**Jason Leezer** worked for a summer on exploring negative diffusion in perturbed planetary rings. The following summer he worked on a distributed, load-balanced, fault tolerant simulation framework in Java.

**Amy West **is working on ringlet formation in high M-number resonances.

**Glenn Kavanagh **is working on GPGPU applied to numerical simulations for an Honors Thesis. He also worked for a summer as part of an NSF grant on parallelizing different codes including adding multithreading to SwiftVis.

**Brent Peckham** worked on optimizing gravitational N-body simulations for the Cell processor. This was the topic of his Hornors Thesis.

**Keller O'Hara** developed an API for doing Multi-Agent simulations. This was the topic of his Hornors Thesis.

**Andrew Krausnick** explored agent behavior in a simple economy with human avatars. This was the topic of his Hornors Thesis.

**Tom Dietzel** looked at economic modeling in Multi-Agent systems. This was the topic of his Thesis.

**Domingo Lara** worked on comparing different spatial data structures to determine the optical data structures for doing collision processing in N-body simulations.

**Eric Garza** worked on algorithmic generation and layouts of cities.
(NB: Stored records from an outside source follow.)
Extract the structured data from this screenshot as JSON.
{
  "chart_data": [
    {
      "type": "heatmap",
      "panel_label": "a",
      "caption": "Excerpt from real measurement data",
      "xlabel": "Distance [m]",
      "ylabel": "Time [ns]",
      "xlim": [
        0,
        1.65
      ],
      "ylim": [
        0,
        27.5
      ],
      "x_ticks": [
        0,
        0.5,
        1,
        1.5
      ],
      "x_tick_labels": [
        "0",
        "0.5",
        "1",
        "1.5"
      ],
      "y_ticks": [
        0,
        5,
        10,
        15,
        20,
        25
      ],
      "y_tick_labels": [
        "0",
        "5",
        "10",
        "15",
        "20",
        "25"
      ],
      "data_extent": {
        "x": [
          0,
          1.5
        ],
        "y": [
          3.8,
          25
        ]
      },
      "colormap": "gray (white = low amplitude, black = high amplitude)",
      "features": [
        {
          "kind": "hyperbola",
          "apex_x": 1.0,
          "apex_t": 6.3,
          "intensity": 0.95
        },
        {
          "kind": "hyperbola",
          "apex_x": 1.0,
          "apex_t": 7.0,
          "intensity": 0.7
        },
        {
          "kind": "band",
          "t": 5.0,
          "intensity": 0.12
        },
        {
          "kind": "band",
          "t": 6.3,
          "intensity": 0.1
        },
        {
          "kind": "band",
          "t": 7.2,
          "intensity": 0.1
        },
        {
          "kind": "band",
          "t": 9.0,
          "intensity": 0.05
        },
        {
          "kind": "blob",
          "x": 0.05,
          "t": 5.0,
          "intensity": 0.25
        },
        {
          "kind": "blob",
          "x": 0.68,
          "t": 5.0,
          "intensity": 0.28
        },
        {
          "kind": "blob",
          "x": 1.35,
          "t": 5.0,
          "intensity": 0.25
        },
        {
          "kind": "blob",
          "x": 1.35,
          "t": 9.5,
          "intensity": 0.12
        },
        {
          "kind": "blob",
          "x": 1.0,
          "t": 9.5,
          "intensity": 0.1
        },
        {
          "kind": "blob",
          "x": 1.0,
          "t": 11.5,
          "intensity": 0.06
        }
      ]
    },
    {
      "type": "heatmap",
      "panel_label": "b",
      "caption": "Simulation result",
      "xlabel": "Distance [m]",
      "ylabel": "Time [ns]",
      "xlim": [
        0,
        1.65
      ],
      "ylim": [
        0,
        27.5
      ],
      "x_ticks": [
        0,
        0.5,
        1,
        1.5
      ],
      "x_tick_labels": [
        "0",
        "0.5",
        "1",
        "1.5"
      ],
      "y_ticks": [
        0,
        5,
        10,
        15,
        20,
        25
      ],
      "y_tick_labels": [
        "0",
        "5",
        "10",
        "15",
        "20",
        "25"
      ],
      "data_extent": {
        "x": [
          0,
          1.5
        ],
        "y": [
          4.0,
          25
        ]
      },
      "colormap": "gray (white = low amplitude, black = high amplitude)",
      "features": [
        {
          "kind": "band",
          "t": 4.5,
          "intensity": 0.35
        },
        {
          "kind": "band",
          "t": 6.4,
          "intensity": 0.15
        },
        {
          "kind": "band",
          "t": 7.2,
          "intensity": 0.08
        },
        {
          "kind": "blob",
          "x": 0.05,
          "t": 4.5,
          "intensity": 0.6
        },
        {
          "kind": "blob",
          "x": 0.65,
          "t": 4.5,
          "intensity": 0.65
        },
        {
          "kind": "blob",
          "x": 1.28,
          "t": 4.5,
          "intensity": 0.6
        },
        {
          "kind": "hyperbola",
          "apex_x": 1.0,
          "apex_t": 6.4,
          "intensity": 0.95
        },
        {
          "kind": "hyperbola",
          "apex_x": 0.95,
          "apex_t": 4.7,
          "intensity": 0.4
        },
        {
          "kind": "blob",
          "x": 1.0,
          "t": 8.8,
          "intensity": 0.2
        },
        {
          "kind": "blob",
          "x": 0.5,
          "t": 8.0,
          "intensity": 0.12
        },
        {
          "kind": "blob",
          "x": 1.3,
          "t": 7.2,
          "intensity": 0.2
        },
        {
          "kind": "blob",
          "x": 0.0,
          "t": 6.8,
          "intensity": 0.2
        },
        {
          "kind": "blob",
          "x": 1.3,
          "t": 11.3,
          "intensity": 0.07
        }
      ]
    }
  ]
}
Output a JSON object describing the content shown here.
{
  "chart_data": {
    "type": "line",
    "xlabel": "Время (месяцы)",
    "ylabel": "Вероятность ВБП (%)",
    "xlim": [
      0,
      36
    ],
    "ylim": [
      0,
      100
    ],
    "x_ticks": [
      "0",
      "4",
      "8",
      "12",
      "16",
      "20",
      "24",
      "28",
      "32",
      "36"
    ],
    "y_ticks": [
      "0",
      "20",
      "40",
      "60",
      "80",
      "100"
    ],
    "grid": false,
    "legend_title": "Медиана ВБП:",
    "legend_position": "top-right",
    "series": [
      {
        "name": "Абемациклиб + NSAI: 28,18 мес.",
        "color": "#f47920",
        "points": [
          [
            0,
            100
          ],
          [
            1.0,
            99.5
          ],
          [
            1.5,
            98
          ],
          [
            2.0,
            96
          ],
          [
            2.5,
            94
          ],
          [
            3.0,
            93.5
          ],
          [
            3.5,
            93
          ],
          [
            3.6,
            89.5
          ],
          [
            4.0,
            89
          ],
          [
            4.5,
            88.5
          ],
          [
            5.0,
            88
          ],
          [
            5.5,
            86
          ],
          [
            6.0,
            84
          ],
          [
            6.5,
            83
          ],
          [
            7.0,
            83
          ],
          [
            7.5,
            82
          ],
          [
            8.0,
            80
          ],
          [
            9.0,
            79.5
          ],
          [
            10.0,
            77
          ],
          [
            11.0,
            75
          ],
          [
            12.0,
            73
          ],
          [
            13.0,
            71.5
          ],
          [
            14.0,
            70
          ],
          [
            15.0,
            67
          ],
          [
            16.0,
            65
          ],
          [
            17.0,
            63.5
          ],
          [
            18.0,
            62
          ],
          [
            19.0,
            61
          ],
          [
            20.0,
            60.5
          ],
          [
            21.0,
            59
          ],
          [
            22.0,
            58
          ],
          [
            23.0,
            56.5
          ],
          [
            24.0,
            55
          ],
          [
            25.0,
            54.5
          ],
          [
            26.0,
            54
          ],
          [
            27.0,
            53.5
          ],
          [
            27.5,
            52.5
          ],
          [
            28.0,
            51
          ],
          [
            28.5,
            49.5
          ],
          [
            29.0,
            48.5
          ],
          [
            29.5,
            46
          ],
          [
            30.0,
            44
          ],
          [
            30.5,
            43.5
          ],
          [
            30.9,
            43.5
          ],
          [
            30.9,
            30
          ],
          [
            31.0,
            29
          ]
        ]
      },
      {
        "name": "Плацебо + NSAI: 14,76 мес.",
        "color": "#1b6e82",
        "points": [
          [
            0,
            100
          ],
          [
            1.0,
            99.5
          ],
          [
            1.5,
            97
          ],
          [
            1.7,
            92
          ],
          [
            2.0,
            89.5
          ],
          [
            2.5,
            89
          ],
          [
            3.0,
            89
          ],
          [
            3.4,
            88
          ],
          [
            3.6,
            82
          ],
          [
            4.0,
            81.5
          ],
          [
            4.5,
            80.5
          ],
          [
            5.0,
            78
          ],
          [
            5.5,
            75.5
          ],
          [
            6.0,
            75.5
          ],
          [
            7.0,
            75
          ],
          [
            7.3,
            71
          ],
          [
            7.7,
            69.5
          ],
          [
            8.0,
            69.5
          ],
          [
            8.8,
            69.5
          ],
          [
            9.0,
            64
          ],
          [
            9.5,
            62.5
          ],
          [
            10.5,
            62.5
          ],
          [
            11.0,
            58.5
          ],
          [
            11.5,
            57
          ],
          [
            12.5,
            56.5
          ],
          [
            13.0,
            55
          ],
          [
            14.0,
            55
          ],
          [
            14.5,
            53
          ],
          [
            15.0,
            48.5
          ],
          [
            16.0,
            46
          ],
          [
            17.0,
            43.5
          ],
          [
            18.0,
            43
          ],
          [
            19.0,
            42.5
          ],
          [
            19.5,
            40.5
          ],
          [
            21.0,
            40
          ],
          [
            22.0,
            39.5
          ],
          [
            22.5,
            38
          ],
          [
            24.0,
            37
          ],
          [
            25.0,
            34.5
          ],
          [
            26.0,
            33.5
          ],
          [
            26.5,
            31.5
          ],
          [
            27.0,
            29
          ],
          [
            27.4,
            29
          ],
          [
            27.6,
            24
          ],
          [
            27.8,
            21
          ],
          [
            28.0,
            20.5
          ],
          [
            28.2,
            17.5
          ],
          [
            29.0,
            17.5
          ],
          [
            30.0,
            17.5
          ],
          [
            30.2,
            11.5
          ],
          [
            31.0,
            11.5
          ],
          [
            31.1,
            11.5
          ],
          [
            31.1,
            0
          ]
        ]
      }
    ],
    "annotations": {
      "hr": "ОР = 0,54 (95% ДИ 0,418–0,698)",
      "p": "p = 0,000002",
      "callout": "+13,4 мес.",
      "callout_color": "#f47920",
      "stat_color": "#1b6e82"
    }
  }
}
This work began with the original offering of Effective Object-Oriented Programming and continued into his Honors Thesis.

**Mike McBryde **worked on algorithmic generation of commercial buildings for his Honors Thesis.

**Jess Martin** worked on algorithmic generation of residential buildings. This work started as part of the original offering of Effective Object-Oriented Programming and continued on through his Honor Thesis.

**Paul West** worked on an honors thesis that explores the use of templates
and expression templates to produce efficient bignum implementations in C++.
He preented some of his early work on this at NCUR 2004.

**Victoria Winbow** worked with me for a semester on trying to produce a
simple streamline model for rings. Full simulations, in research listed below,
has shown that collisions prevent streamlines from shearing through one another.
In theory a simple model based only on this can exhibit many of the behaviors
seen in large scale simulations much more cheaply. Unfortunately, we haven't
foudn the right blend of simplicity and complexity yet.

**Nick Wing** did his honors thesis with me on the topic of parallelizing
collision detection algorithms. This work became two papers that were published
in the annual proceedings of the PDPTA conference 2002 and 2003.

At CU I began working with Glen Stewart on a project to simulate gravitational
wakes in rings. The primary physical example of this phenomenon is at the edges
of the Encke Gap in Saturn's A-ring. This 325km wide gap is caused by the presence
of a small moonlet named Pan. When particles in the ring pass by Pan they are
perturbed into more eccentric orbits. Because the particles are basically on
Keplerian orbits, the differential rotation produces shear which produces the
wakes. The easiest way to find papers and abstracts by me on this is to go to
the ADS search site
and search for Lewis, M.C. as an author with the keyword ring.

More recently this work has included gravitational effects and I have also looked at narrow rings systems like Saturn's F ring.

My physics thesis was on the topic of chaos and instability in the solar system. It expands on the work of Lecar, Franklin, and Murison (1992) where they found a rough correlation between chaos as measured by the Lyapunov exponent and orbital stability for the orbits of small bodies in our Solar System.

My computer science thesis was on the topic of large scale virtual worlds. In particular I discuss the issues of generation and display. This document contains specific discussions of fractal generation algorithms and algorithmic methods of LOD creation and verification.

This project looked at the evolution of planetary atmospheres. It includes applets that illustrate the way in which different atmospheric loss processes work.

In this project I explored how the nature of a surrogate Hamiltonian that is used in a symplectic mapping can impact the onset of chaos in a system. In particular, the way that KAM tori form. This includes some applets that let you play with different integrators.

This project looked at anomalous absorption of light in clouds. It includes an applet that uses a Monte-Carlo simulation to bounce photons through different cloud configurations with different scattering rules to measure how much the path length increases.

For this project I looked at how L-systems might be used for parsing natural languages instead of Chompsky grammars. While there didn't seem to be much of an advantage to L-systems for this, it does include some applets that let you play with L-systems.